Our study demonstrated that early use of extracted BMCFs during the first 6–12 h after birth independently reduced the risk of in-hospital mortality in neonates with a birthweight of ≤1800 g (OR: 0.03; 95% CI 0.07, 0.86), while other major complications including NEC, BPD, and positive blood culture were similar between groups. In a study by Modi et al. [10], 131 neonates with a birthweight of 750–1250 g were evaluated for early enteral feeding. All-cause mortality was lower in infants with early aggressive feeding regimes than routine regimes (33.3% vs. 43.1%; P-value: 0.25), but there was no significant difference in mortality or major morbidities. They have found that neonates with early aggressive feeding regimes reached full enteral feeding 3 days earlier (P-value < 0.01). In another study by Salas et al. [12], they investigated early feeding in 60 preterm infants (< 28 weeks). Early progressive feeding reduced the need for parenteral feeding, while in-hospital outcomes, including mortality or NEC, were similar between groups. These differences may be explained by; a) we exclusively used their own mothers’ breast milk rather than any formula. b) in this new method, precipitated BMCFs and 0.1–0.2 mm of lower semi-solid (watery) part and cellular strings were extracted and used. In comparison, other studies used the whole components of breast milk. c) different inclusion criteria regarding gestational age and birthweight can potentially affect these studies’ results.

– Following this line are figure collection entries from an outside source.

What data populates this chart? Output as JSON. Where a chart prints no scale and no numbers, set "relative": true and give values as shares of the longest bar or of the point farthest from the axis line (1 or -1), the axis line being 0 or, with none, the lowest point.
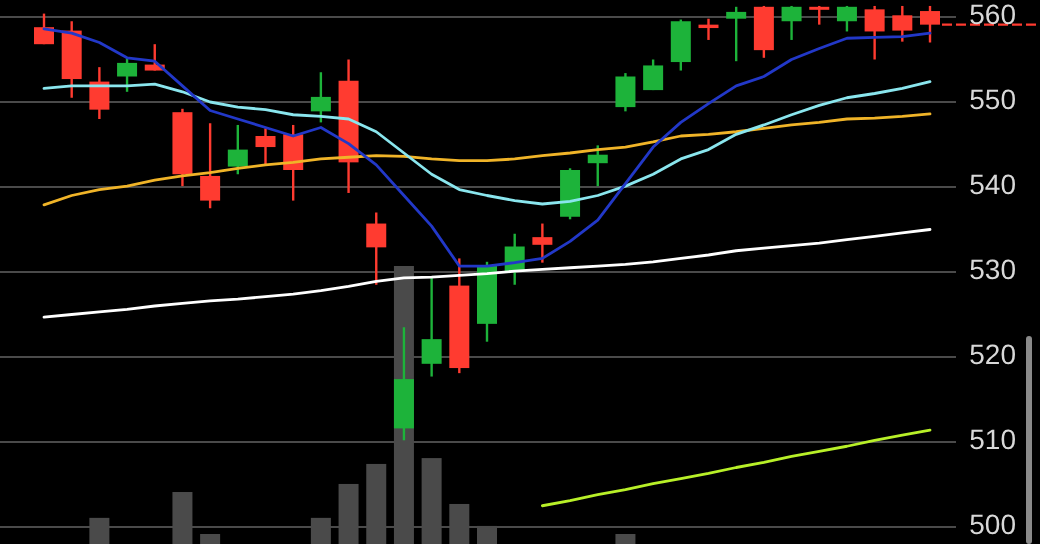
{
  "chart_data": [
    {
      "type": "candlestick",
      "categories": [
        null,
        null,
        null,
        null,
        null,
        null,
        null,
        null,
        null,
        null,
        null,
        null,
        null,
        null,
        null,
        null,
        null,
        null,
        null,
        null,
        null,
        null,
        null,
        null,
        null,
        null,
        null,
        null,
        null,
        null,
        null,
        null,
        null
      ],
      "ohlc": [
        [
          558.8,
          560.4,
          556.8,
          556.8
        ],
        [
          558.4,
          559.5,
          550.5,
          552.7
        ],
        [
          552.4,
          554.1,
          548.0,
          549.1
        ],
        [
          553.0,
          555.2,
          551.2,
          554.6
        ],
        [
          554.4,
          556.8,
          553.7,
          553.7
        ],
        [
          548.8,
          549.2,
          540.1,
          541.5
        ],
        [
          541.3,
          547.5,
          537.5,
          538.4
        ],
        [
          542.4,
          547.3,
          541.5,
          544.4
        ],
        [
          546.0,
          546.9,
          542.6,
          544.7
        ],
        [
          546.2,
          547.3,
          538.4,
          542.0
        ],
        [
          548.9,
          553.5,
          547.6,
          550.6
        ],
        [
          552.5,
          555.0,
          539.3,
          542.9
        ],
        [
          535.7,
          537.0,
          528.5,
          532.9
        ],
        [
          511.6,
          523.5,
          510.2,
          517.4
        ],
        [
          519.2,
          529.3,
          517.7,
          522.1
        ],
        [
          528.4,
          531.6,
          518.1,
          518.7
        ],
        [
          523.9,
          531.2,
          521.8,
          530.7
        ],
        [
          530.0,
          534.5,
          528.5,
          533.0
        ],
        [
          534.1,
          535.7,
          531.1,
          533.2
        ],
        [
          536.5,
          542.2,
          536.2,
          542.0
        ],
        [
          542.8,
          544.9,
          540.1,
          543.8
        ],
        [
          549.4,
          553.4,
          548.9,
          553.0
        ],
        [
          551.4,
          555.0,
          551.4,
          554.3
        ],
        [
          554.7,
          559.7,
          553.7,
          559.5
        ],
        [
          559.1,
          559.8,
          557.3,
          558.7
        ],
        [
          559.8,
          561.2,
          554.8,
          560.6
        ],
        [
          561.2,
          561.3,
          555.2,
          556.1
        ],
        [
          559.5,
          561.3,
          557.3,
          561.2
        ],
        [
          561.2,
          561.3,
          559.1,
          560.9
        ],
        [
          559.5,
          561.3,
          558.3,
          561.2
        ],
        [
          560.9,
          561.3,
          555.0,
          558.3
        ],
        [
          560.2,
          561.3,
          557.1,
          558.4
        ],
        [
          560.7,
          561.3,
          557.0,
          559.1
        ]
      ],
      "series": [
        {
          "type": "line",
          "color": "#ffffff",
          "values": [
            524.7,
            525.0,
            525.3,
            525.6,
            526.0,
            526.3,
            526.6,
            526.8,
            527.1,
            527.4,
            527.8,
            528.3,
            528.9,
            529.3,
            529.4,
            529.6,
            529.8,
            530.1,
            530.3,
            530.5,
            530.7,
            530.9,
            531.2,
            531.6,
            532.0,
            532.5,
            532.8,
            533.1,
            533.4,
            533.8,
            534.2,
            534.6,
            535.0
          ]
        },
        {
          "type": "line",
          "color": "#f0b428",
          "values": [
            537.9,
            539.0,
            539.7,
            540.1,
            540.8,
            541.3,
            541.7,
            542.2,
            542.6,
            542.9,
            543.3,
            543.5,
            543.7,
            543.6,
            543.3,
            543.1,
            543.1,
            543.3,
            543.7,
            544.0,
            544.4,
            544.7,
            545.3,
            546.0,
            546.2,
            546.5,
            546.9,
            547.3,
            547.6,
            548.0,
            548.1,
            548.3,
            548.6
          ]
        },
        {
          "type": "line",
          "color": "#8ae6ee",
          "values": [
            551.6,
            551.9,
            551.9,
            551.9,
            552.1,
            551.2,
            550.0,
            549.4,
            549.1,
            548.5,
            548.3,
            548.0,
            546.5,
            544.0,
            541.5,
            539.7,
            539.0,
            538.4,
            538.0,
            538.3,
            539.0,
            540.1,
            541.5,
            543.3,
            544.4,
            546.2,
            547.3,
            548.5,
            549.6,
            550.5,
            551.0,
            551.6,
            552.4
          ]
        },
        {
          "type": "line",
          "color": "#2238c8",
          "values": [
            558.6,
            558.1,
            557.0,
            555.2,
            554.8,
            551.9,
            549.0,
            548.0,
            547.0,
            546.0,
            547.0,
            545.1,
            542.6,
            539.0,
            535.4,
            530.7,
            530.7,
            531.1,
            531.6,
            533.6,
            536.1,
            540.4,
            544.7,
            547.6,
            549.8,
            551.9,
            553.0,
            555.0,
            556.3,
            557.5,
            557.6,
            557.7,
            558.1
          ]
        },
        {
          "type": "line",
          "color": "#b8f028",
          "values": [
            null,
            null,
            null,
            null,
            null,
            null,
            null,
            null,
            null,
            null,
            null,
            null,
            null,
            null,
            null,
            null,
            null,
            null,
            502.5,
            503.1,
            503.8,
            504.4,
            505.1,
            505.7,
            506.3,
            507.0,
            507.6,
            508.3,
            508.9,
            509.5,
            510.2,
            510.8,
            511.4
          ]
        }
      ],
      "ylim": [
        498,
        562
      ],
      "yticks": [
        500,
        510,
        520,
        530,
        540,
        550,
        560
      ],
      "grid": "y",
      "tick_labels": "y"
    },
    {
      "type": "bar",
      "relative": true,
      "color": "#4a4a4a",
      "categories": [
        null,
        null,
        null,
        null,
        null,
        null,
        null,
        null,
        null,
        null,
        null,
        null,
        null,
        null,
        null,
        null,
        null,
        null,
        null,
        null,
        null,
        null,
        null,
        null,
        null,
        null,
        null,
        null,
        null,
        null,
        null,
        null,
        null
      ],
      "values": [
        null,
        null,
        0.094,
        null,
        null,
        0.187,
        0.036,
        null,
        null,
        null,
        0.094,
        0.216,
        0.288,
        1,
        0.309,
        0.144,
        0.065,
        null,
        null,
        null,
        null,
        0.036,
        null,
        null,
        null,
        null,
        null,
        null,
        null,
        null,
        null,
        null,
        null
      ]
    }
  ]
}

We found a lower hospital length of stay in the control group (26.3 ± 21.9 days vs. 29.8 ± 23.8 days) which can be explained by a higher mortality rate in this group. The discharge weight was higher in the control group compared to the intervention group (1710.8 ± 229.7 g vs. 1679.1 ± 195.2 g), which can be attributed to a higher rate of formula milk consumption (14 [17.3%] vs. 6 [8.0%]; OR: 0.42; 95% CI 0.15, 1.15) and duration (18.5 ± 13.4 days vs. 14.8 ± 11.4 days) during the hospitalization in the control group while gestational age, birthweight, and sex were similar between the two groups. We observed no association between infant formula consumption and in-hospital mortality since all deceased infants were only fed with their own mother’s breast milk during their hospital course.

We would like to emphasize that our study has some limitations. First, the low sample size and lack of double-blinding may have influenced the study results. Second, the prescription of only a single dose of BMCFs in the intervention group is another limitation of this study. The repetitive use of BMCFs on the first days of life may change these research results, especially in infants who are not allowed to start enteral feeding due to an underlying disease. Third, lacking information regarding cause-specific deaths in each group is another limitation of this trial. Fourth, since it is a single-center study on the Iranian population, further multicenter studies on different ethnicities are needed. Nevertheless, according to our knowledge, this is the first randomized clinical trial that prescribes BMCFs to neonates with a birthweight of ≤1800 g. We hope this new method is followed by further researches with a larger sample size and repetitive use of BMCFs on very-low-birthweight infants.

Conclusions

Our research demonstrated a significantly lower mortality rate in neonates with a birthweight of ≤1800 g who received breast milk cells on the first day of life. Since this is a novel method with minimal intervention, we are looking forward to developing and evaluating this method in larger studies with more frequent use of breast milk cell fractions.